Объект, материя в нормальном состоянии лишены признаков разложения. Кажется, для них наступает особый период, когда они триумфально въезжают в Сент-Эскобиль.
Этим утром, как и неделю назад, я был разбужен прерывистой одышкой локомотива, который «Надо же!» привел в сером рассвете. Как и неделю назад, я ждал у тупикового столба, я видел, как «Надо же!» выскочил и побежал ко мне, еще более розовый и веселый, чем в прошлый раз.
— Старик! Старик! Взгляни. Что я тебе привез!
Что он мне привез! Всем своим видом, загадочным и бодрым, он напоминал о дедушке Ноэле, дедушка Ноэль с гигантским инфернальным мешком, полным неестественных и мрачных подарков.
— Надо же! Люди возвращаются, лавочники тоже. Снова открывают магазины. А в магазинах, надо же, все, что оставалось месяц назад, сгнило, сгнило, сгнило!
Говоря это, он открывает борта вагонов, один за другим, и они блюют на насыпь всеми перестоявшимися запасами Гаргантюа. В каждом вагоне содержимое лавки. Хотите пирожных? Вот горы меренг, шоколадных эклеров, корзиночек. Неподалеку — что было в колбасной лавке: связки колбас, рубцы и ветчина. А рядом — что хранилось в мясной, в лавке субпродуктов, в бакалейной, фруктовой, но самые вонючие, самые агрессивные — это останки молочной лавки. Я уже скучаю по собакам. При виде огромной забитой своры ужас оставался на определенном уровне, и если ударял — то по сердцу. На этот раз он достиг желудка, и эта ужасная блевотина, эта рвота, вопиющая к небесам, есть не что иное, как верное и ужасное пророчество той бездны, в которую погрузится Париж, Франция в хватких объятиях врага.
ГЛАВА XII
Испепеленные Камни
Невозможно воссоздать абсолютную пустоту. Невозможно описать состояние духа французов в 1940 году — ошеломление, растерянность, отчаяние, попытки опереться на последние остатки предвоенной жизни… Понадобился год, чтобы заполнить эту пропасть, — в частности, призыв Шарля де Голля от 18 июня стал новой отправной точкой, в которой рождались новые понятия и новая ментальность: коллаборационизм, голлизм, Виши, лимиты, черный рынок, евреи, депортация, Сопротивление (сначала его называли «терроризмом», согласно официальной точке зрения). Освобождение и т. п. Сначала надо было устроить материальную сторону жизни. Для этого требовалось не меньше года, потому что первая зима была суровей прежних зим, голод и холод добавились к душевной разрухе.
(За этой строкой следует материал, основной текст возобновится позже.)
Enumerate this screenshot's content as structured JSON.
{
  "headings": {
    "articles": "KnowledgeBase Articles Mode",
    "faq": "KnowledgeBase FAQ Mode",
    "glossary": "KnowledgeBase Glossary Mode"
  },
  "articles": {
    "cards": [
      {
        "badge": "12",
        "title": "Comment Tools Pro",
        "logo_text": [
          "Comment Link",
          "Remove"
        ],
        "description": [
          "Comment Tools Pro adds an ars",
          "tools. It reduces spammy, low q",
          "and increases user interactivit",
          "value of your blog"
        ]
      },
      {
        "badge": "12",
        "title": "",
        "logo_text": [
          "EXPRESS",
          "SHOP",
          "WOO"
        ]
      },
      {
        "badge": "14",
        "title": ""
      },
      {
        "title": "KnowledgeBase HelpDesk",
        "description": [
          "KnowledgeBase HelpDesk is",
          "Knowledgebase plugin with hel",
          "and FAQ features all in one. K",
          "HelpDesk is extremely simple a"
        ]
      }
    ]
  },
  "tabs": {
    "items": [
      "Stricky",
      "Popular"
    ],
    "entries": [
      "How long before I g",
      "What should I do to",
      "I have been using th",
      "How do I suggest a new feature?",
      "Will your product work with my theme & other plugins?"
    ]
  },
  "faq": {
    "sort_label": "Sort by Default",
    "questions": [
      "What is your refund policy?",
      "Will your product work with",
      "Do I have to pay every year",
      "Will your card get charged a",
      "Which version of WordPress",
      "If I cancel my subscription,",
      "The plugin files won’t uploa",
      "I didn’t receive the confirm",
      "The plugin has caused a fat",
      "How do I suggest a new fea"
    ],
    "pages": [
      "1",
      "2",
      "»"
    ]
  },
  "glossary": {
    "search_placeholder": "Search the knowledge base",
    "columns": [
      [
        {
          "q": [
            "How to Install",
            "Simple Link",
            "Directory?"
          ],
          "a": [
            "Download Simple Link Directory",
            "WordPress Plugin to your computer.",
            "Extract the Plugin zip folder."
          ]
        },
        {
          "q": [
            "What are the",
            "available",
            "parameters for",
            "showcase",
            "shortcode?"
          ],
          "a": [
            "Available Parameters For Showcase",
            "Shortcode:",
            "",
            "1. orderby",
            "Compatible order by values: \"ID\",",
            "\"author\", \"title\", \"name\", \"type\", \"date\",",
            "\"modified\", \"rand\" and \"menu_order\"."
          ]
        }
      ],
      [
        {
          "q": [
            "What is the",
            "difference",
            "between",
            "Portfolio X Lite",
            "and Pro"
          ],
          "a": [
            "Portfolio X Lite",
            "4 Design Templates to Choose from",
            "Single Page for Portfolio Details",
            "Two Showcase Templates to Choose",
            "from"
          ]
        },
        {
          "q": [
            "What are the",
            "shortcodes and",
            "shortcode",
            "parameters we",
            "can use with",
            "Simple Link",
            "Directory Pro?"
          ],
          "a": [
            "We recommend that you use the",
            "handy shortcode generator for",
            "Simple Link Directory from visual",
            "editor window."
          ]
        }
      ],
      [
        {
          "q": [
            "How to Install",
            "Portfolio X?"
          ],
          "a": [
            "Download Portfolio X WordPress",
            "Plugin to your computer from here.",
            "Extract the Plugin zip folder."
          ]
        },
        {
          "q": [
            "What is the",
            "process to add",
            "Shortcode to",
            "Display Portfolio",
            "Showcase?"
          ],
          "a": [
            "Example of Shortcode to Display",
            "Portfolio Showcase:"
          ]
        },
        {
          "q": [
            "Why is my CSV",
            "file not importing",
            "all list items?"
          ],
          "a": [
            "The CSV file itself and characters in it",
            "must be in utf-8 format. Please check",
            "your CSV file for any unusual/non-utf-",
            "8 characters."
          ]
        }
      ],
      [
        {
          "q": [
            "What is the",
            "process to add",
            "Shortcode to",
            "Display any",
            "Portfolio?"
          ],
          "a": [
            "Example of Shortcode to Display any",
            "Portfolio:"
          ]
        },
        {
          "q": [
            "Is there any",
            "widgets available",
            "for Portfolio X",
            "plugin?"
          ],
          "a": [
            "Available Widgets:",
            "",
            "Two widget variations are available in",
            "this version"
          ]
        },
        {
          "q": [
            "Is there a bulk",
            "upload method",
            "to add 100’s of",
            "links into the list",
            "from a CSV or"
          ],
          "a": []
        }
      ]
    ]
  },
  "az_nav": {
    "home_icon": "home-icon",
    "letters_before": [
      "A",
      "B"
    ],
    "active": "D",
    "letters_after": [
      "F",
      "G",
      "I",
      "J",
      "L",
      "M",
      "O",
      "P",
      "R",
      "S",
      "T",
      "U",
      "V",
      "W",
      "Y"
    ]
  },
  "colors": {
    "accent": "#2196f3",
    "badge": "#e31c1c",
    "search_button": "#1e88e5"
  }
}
Но жизнь продолжалась, она, впрочем, тоже, стала беженкой. Расстояния увеличились из-за нехватки транспорта, регионы замыкались в себе, а деревня защищалась от бедности лучше города. Богатые провинции оживали. В Провансе царил голод. Но Нормандия и Верхняя Бретань изобиловали мясом и маслом, хотя и страдали от нехватки зерновых. Жизнь в Звенящих Камнях приобрела интенсивность, не виданную прежде. Лимиты помогли фабрикам преодолеть экономические трудности. Мастерские работали с полной нагрузкой и производили одежду, которую можно было поменять на что угодно, хотя черный рынок преследовался. Сироты из Святой Бригитты выиграли от этого относительного процветания, никогда число их не было так велико, родители никогда не были до такой степени склонны сплавлять туда нежеланных детей, как в эти трудные времена. Мария-Барбара мирно царила в этом сложном хозяйстве, в окружении животных, сирот, гостей и собственных детей. Огонь в большом камине общей залы не угасал ни днем ни ночью. Ярко пылали в нем старые фруктовые деревья. Это был единственный очаг дома, если не считать, конечно, старой кухни, где распоряжалась, грохоча кастрюлями, Мелина. Гостиная походила на бивуак, там непрерывно ели, спали, работали, перемежая труд с играми и спорами. Слева от камина, спиной к окну, Мария-Барбара восседала в жестком кресле перед вышивальной рамкой, вынимая из корзинки разноцветные нитки. Она работала медленно, вдумчиво, а за ее работой внимательно следили собака, кошка и какой-нибудь восторженный сирота.